Participants: Benjamin Wolozin, Luciano D'Adamio, Ed Koo,
Mark Smith, Donna McPhie, Soshi, Guest 3, June Kinoshita.
Note: Transcript has been edited for clarity and accuracy.
BWolozin: Okay, I believe that I am moderating this session, so let's
Begin.
Eddie Koo: Good morning to everyone. It's still kind of early here.
BWolozin: Luciano, perhaps you could begin by stating your hypothesis.
Luciano: OK Ben. We are studying the role of the three FAD genes in the
regulation of programmed cell death. Initially, we isolated a dominant negative
form of ALG3 as an inhibitor of Fas-induced apoptosis. ALG3 is lso an inhibitor
of the gamma secretase activity mediated by presenilins. The model we propose
in this manuscript is that presenillins regulate the sensitivity of cells
to apoptosis by controlling the release of the intracellular APP domain,
that we have named AID. This biological role of presenilins and APP might
underlie the pathogenic mechanisms of AD. In fact, conditions that cause
increased APP processing cause AD but also sensitize cells to apoptosis
by increasing the amount of AID that is produced.
MSmith: Hello everyone...is Perry on line?
June Kinoshita: No. He's in Italy... must be off having a bottle of Chianti.
Just for clarification, is AID a precursor of C31, or is it the same thing
called by two names?
Luciano: AID is the intracellular (c-terminal) APP fragment generated
by gamma secretase (59 AA long). C31 represents the last 31 amino acids
of AID.
Eddie Koo: Any APP C-terminal fragment is a potential precursor of C31.
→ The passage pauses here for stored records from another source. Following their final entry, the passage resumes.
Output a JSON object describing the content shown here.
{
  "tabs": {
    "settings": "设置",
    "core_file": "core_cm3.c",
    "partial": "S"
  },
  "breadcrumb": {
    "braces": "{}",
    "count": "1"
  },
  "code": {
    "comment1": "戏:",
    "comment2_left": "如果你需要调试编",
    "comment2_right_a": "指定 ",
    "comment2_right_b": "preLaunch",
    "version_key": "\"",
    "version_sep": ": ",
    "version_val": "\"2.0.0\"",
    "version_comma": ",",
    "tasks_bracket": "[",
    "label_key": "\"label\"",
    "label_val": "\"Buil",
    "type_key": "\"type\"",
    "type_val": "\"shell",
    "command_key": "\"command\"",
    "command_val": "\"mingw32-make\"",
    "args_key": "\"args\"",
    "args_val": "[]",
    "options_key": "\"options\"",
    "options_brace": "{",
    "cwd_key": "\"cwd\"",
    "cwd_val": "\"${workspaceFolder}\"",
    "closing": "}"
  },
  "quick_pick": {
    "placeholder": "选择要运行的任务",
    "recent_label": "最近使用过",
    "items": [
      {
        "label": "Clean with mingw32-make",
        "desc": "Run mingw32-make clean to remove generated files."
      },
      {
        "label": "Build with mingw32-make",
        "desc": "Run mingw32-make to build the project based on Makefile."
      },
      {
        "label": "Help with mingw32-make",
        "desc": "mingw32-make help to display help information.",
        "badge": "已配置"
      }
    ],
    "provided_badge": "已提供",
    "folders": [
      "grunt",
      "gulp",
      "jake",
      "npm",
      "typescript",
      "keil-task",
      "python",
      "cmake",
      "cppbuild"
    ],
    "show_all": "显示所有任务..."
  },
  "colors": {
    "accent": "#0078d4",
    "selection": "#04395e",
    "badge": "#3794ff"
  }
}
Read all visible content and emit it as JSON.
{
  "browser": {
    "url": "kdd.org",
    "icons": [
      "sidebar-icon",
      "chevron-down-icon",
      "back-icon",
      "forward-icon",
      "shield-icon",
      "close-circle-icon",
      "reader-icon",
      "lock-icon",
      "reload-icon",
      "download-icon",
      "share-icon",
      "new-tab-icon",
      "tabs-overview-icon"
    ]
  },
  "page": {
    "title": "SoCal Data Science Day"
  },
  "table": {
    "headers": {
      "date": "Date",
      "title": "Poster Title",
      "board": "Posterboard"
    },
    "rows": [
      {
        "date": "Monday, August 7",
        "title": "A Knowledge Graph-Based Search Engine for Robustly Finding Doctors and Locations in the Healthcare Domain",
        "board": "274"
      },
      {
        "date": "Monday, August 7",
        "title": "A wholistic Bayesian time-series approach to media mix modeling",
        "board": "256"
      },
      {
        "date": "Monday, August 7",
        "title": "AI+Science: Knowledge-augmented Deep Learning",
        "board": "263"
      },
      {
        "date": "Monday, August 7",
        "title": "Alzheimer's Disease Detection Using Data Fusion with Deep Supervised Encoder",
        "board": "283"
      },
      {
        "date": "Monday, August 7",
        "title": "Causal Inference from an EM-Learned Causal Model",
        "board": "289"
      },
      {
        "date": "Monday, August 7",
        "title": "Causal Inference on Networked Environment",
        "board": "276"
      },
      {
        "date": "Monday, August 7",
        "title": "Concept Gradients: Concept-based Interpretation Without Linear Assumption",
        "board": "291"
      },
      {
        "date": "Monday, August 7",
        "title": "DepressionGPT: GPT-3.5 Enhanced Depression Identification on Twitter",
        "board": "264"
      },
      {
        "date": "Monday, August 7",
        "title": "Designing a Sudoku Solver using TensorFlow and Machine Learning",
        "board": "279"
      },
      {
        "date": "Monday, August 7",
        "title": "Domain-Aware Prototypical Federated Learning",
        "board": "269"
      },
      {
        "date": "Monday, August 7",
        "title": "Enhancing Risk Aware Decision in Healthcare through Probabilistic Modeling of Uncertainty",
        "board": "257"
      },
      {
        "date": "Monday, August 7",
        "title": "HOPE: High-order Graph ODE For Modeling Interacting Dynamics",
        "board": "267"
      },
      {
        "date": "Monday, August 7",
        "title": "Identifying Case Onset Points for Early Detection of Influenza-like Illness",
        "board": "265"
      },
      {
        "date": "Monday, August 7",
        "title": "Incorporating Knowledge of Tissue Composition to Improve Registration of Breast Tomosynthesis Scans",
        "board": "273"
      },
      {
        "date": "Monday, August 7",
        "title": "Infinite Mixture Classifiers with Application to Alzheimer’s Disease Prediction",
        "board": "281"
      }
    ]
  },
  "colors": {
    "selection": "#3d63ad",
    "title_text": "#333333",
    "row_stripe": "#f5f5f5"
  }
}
We never tested AID as the precursor, but certainly C99/C100 and C83 are
precursors. No reason why AID cannot be but detecting the fragment of AID
cleaved by caspase would be exceedingly difficult.
Eddie Koo: Luciano's hypothesis is consistent to what's been proposed
by others. We know neurons die in AD but how and why is the $64[K] question.
June Kinoshita: There appears to be a growing family of APP-derived fragments
that have toxic effects in vitro.
Eddie Koo: Luciano's results are quite interesting. Between the original
results of Bruce Yankner and Rachael Neve, followed by all the other C99/C100
toxicity, our caspase results, and Luciano's AID all suggest that in vitro
at least, something funky is going on in the C-terminus.
June Kinoshita: That is, there's more to it than just Aβ?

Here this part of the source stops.